The second computation is *(dest + (i * 8) + 9), which is not terribly different from the first. As before, this positions the offset on a 16-byte boundary, and + 9 not only skips over the 16-byte header, but also skips over the first two bytes of the structure. The net result points to offset 2h in the ith sound effect table entry in dest. The pointer is then dereferenced, resulting in a word value containing the sound effect’s priority number in the low byte, and junk data from the file in the high byte.

The word value is truncated to a byte, discarding the junk data and leaving the priority. This value is stored in the soundPriority[] array, indexed by i, plus the value in skip, plus a constant 1 – for unknown reasons, the sound priority array is one-based while the pointer array uses zero.

This loop runs a total of 23 times, and creates the pointer and priority indexes for all the sound effects in the file.

LoadMusicData()

The LoadMusicData() function opens music data from a group file entry (expressed by passing one of the available MUSIC_* values in music_num), loads the data into the Music structure pointed to by dest, and prepares the AdLib service to receive new music data. Returns a pointer to dest.

Music *LoadMusicData(word music_num, Music *dest)
{
    FILE *fp;
    Music *localdest = dest;

    miscDataContents = IMAGE_NONE;

This function begins by making a local copy of the pointer to dest, which really serves no purpose other than to create an additional name (localdest) that points to the same structure.

miscDataContents is set to IMAGE_NONE as a flag for other parts of the program that miscData (which might be providing the memory that dest points to) could soon contain non-image data. Compare StartGameMusic() and StartMenuMusic() for more information about how dest is provided to this function.

    fp = GroupEntryFp(musicNames[music_num]);
    fread(&dest->datahead, 1, (word)lastGroupEntryLength + 2, fp);
    localdest->length = (word)lastGroupEntryLength;

musicNames[] is an array which maps the numerical music_num (0–18) to a group file entry name. This name is passed to GroupEntryFp() which returns a file stream pointer to the located music data to fp.

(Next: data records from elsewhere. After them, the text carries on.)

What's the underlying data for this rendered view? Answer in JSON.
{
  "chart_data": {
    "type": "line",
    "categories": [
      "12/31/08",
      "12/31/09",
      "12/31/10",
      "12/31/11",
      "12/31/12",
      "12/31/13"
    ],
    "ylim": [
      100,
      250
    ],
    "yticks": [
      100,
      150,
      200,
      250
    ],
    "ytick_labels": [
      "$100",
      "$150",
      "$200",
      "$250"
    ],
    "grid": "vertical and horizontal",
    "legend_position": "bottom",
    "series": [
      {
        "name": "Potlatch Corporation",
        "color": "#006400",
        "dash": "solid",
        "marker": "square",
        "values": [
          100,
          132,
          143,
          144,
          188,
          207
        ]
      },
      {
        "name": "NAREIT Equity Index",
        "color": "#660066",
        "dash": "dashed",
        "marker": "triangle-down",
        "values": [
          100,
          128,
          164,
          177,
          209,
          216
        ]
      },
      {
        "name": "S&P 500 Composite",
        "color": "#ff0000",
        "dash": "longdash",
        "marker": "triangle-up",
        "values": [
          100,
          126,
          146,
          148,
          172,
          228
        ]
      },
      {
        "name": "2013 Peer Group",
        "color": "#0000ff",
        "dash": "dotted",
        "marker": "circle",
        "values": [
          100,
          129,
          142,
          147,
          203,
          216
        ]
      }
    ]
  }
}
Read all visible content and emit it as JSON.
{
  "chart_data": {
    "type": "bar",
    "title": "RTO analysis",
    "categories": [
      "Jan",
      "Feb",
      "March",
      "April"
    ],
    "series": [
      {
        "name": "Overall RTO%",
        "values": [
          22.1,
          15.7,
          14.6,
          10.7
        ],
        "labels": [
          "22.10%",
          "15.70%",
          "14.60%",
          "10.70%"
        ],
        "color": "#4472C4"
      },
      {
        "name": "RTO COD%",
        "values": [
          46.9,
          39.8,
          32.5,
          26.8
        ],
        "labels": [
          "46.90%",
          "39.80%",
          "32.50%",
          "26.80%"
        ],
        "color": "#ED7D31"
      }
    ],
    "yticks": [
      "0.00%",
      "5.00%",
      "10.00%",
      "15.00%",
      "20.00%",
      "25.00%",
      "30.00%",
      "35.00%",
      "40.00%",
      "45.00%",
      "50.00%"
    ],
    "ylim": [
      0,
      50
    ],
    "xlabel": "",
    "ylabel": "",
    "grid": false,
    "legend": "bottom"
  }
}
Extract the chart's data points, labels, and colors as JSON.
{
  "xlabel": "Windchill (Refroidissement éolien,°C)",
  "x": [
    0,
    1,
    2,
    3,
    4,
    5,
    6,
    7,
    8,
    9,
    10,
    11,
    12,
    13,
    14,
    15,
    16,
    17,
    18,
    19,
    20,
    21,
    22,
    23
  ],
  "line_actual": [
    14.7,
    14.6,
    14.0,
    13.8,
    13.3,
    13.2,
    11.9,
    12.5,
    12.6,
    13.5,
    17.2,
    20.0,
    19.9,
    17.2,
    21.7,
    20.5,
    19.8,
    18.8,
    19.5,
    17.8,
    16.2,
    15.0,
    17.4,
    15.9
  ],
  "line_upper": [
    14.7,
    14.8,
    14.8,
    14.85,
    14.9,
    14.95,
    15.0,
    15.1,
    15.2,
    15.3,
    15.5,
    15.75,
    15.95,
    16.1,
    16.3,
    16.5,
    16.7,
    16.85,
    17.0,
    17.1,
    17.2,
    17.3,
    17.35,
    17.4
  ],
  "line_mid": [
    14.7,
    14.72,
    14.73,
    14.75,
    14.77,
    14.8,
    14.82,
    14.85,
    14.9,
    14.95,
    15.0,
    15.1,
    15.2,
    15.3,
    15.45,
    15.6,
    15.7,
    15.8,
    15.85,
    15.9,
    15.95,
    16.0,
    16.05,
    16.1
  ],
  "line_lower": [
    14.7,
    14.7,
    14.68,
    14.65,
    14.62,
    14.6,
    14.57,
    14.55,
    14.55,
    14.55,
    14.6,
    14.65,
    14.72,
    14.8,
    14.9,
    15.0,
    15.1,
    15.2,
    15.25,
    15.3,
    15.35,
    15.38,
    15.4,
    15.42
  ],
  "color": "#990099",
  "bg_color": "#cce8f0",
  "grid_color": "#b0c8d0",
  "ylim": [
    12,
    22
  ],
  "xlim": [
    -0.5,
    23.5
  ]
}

fread() loads the music data from fp into memory, with the write position starting at the address of dest->datahead. The memory block that dest maps to is much larger than the Music structure, so this read simply overruns the end of the defined structure members and fills up as much memory as lastGroupEntryLength + 2 says it should. The addition of two, by the way, is absolutely baffling and I can’t fathom why it is needed or if it is even correct to do.

    SetMusicState(true);

    fclose(fp);

    return localdest;
}

SetMusicState(true) ensures the AdLib service is enabled and the system timer is running at the correct rate to support it. It also temporarily pauses the actual output functions of the AdLib service, since the music is currently in a not-fully-configured state. (New music has been loaded into memory, but the pointers and statuses used by the AdLib service are not yet set up to point to the beginning of it, among other things.)

fp is closed with fclose(), freeing its resources. Finally, the localdest is returned to the caller. This is identical to dest, which the caller provided and presumably still has, but that’s how this was written.